05 Feb Catholics, Muslims Begin to Value How Much They Share Across Faiths
WASHINGTON (CNS) — In the days following the Sept. 11 attacks, Dalila Benameur and her Muslim friends in Bridgeview, Ill., were afraid to leave their homes even when their pantries ran low and their refrigerators emptied. The women felt threatened by the handful of intimidating drivers who would cruise past the town’s mosque waving Confederate flags and shouting anti-Muslim epithets.
That’s when Andreatte Brachman and her friends from St. Fabian Catholic Church stepped in.
Brachman and company offered to accompany the women on errands as a sign of solidarity to alleviate growing concerns that Muslims hated America.
“It served almost as a bond,” Brachman said of the outreach to the Muslim women.
Of course, it helped that the St. Fabian women had gotten to know their Muslim neighbors before the attacks as part of the Muslim-Catholic Women’s Group that had evolved from the two faith communities several years earlier.
The group of 16-24 women had been meeting monthly since 1997, alternating between St. Fabian Church and the mosque in Bridgeview, one of Chicago’s southwest suburbs. Participants continue to meet every month to explore the similarities and differences in their faiths and to share their commitment to serve the less fortunate.
In their discussions the women have explored what jihad truly means to Muslims — an internal struggle to serve God — and how each religion views Jesus. For Catholics, Jesus is the Son of God and the savior of the world; for Muslims he is a wise prophet who helps reveal God.
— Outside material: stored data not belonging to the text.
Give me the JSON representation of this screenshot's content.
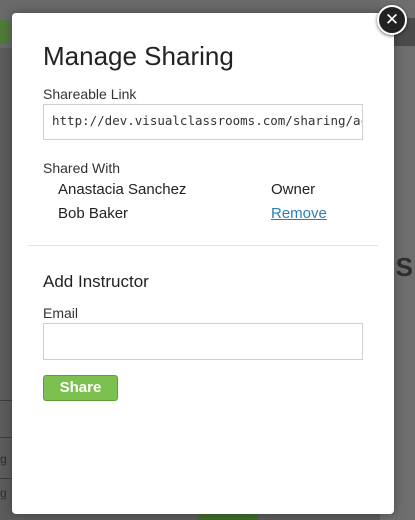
{
  "modal": {
    "title": "Manage Sharing",
    "close_icon": "close-icon",
    "shareable_link": {
      "label": "Shareable Link",
      "value": "http://dev.visualclassrooms.com/sharing/ac"
    },
    "shared_with": {
      "label": "Shared With",
      "people": [
        {
          "name": "Anastacia Sanchez",
          "role": "Owner"
        },
        {
          "name": "Bob Baker",
          "action": "Remove"
        }
      ]
    },
    "add_instructor": {
      "title": "Add Instructor",
      "email_label": "Email",
      "email_value": "",
      "share_button": "Share"
    }
  },
  "background": {
    "right_letter": "S",
    "left_fragment_1": "g",
    "left_fragment_2": "g"
  },
  "colors": {
    "share_button": "#7cc04f",
    "link": "#2a7fb8",
    "overlay": "#5c5c5c"
  }
}
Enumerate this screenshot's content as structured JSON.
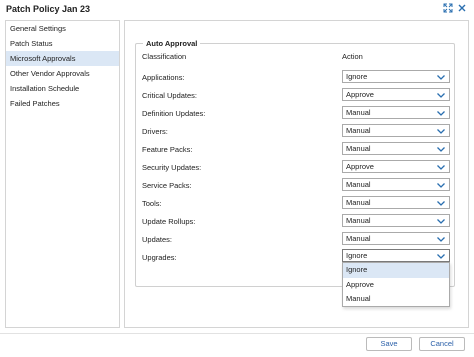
{
  "window": {
    "title": "Patch Policy Jan 23"
  },
  "sidebar": {
    "items": [
      {
        "label": "General Settings"
      },
      {
        "label": "Patch Status"
      },
      {
        "label": "Microsoft Approvals",
        "active": true
      },
      {
        "label": "Other Vendor Approvals"
      },
      {
        "label": "Installation Schedule"
      },
      {
        "label": "Failed Patches"
      }
    ]
  },
  "approval": {
    "group_title": "Auto Approval",
    "col_classification": "Classification",
    "col_action": "Action",
    "rows": [
      {
        "label": "Applications:",
        "value": "Ignore"
      },
      {
        "label": "Critical Updates:",
        "value": "Approve"
      },
      {
        "label": "Definition Updates:",
        "value": "Manual"
      },
      {
        "label": "Drivers:",
        "value": "Manual"
      },
      {
        "label": "Feature Packs:",
        "value": "Manual"
      },
      {
        "label": "Security Updates:",
        "value": "Approve"
      },
      {
        "label": "Service Packs:",
        "value": "Manual"
      },
      {
        "label": "Tools:",
        "value": "Manual"
      },
      {
        "label": "Update Rollups:",
        "value": "Manual"
      },
      {
        "label": "Updates:",
        "value": "Manual"
      },
      {
        "label": "Upgrades:",
        "value": "Ignore"
      }
    ],
    "dropdown_options": [
      "Ignore",
      "Approve",
      "Manual"
    ],
    "dropdown_selected": "Ignore"
  },
  "footer": {
    "save_label": "Save",
    "cancel_label": "Cancel"
  },
  "colors": {
    "accent": "#2a5fa8",
    "selected_bg": "#dbe7f5",
    "chevron": "#2a6fb0"
  },
  "icons": {
    "expand": "expand-icon",
    "close": "close-icon",
    "chevron": "chevron-down-icon"
  }
}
At the group’s Jan. 9 meeting, the women shared their common concern for the poor, rooted in the tenets of their two faiths, when they volunteered at a local shelter for homeless people.
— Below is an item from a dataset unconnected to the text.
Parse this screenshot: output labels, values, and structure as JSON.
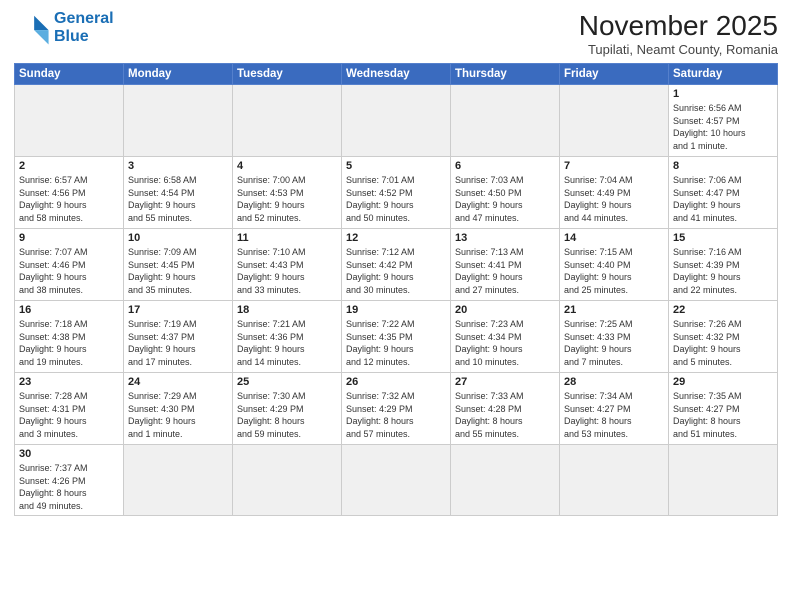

“I think 9/11 taught a lesson to both communities that (interfaith dialogue) is needed, that there is a point in talking with each other,” said Benameur, a native of France who migrated to the United States in 1995 and serves as dean of students at Universal School, a Muslim-run academy in Bridgeview.
The women’s group is one example of numerous initiatives nationwide that have attempted to close the Catholic-Muslim divide. Some initiatives exist on a more formal level while others have been organized as one way to build bridges among people of the Abrahamic faiths, including the Jews.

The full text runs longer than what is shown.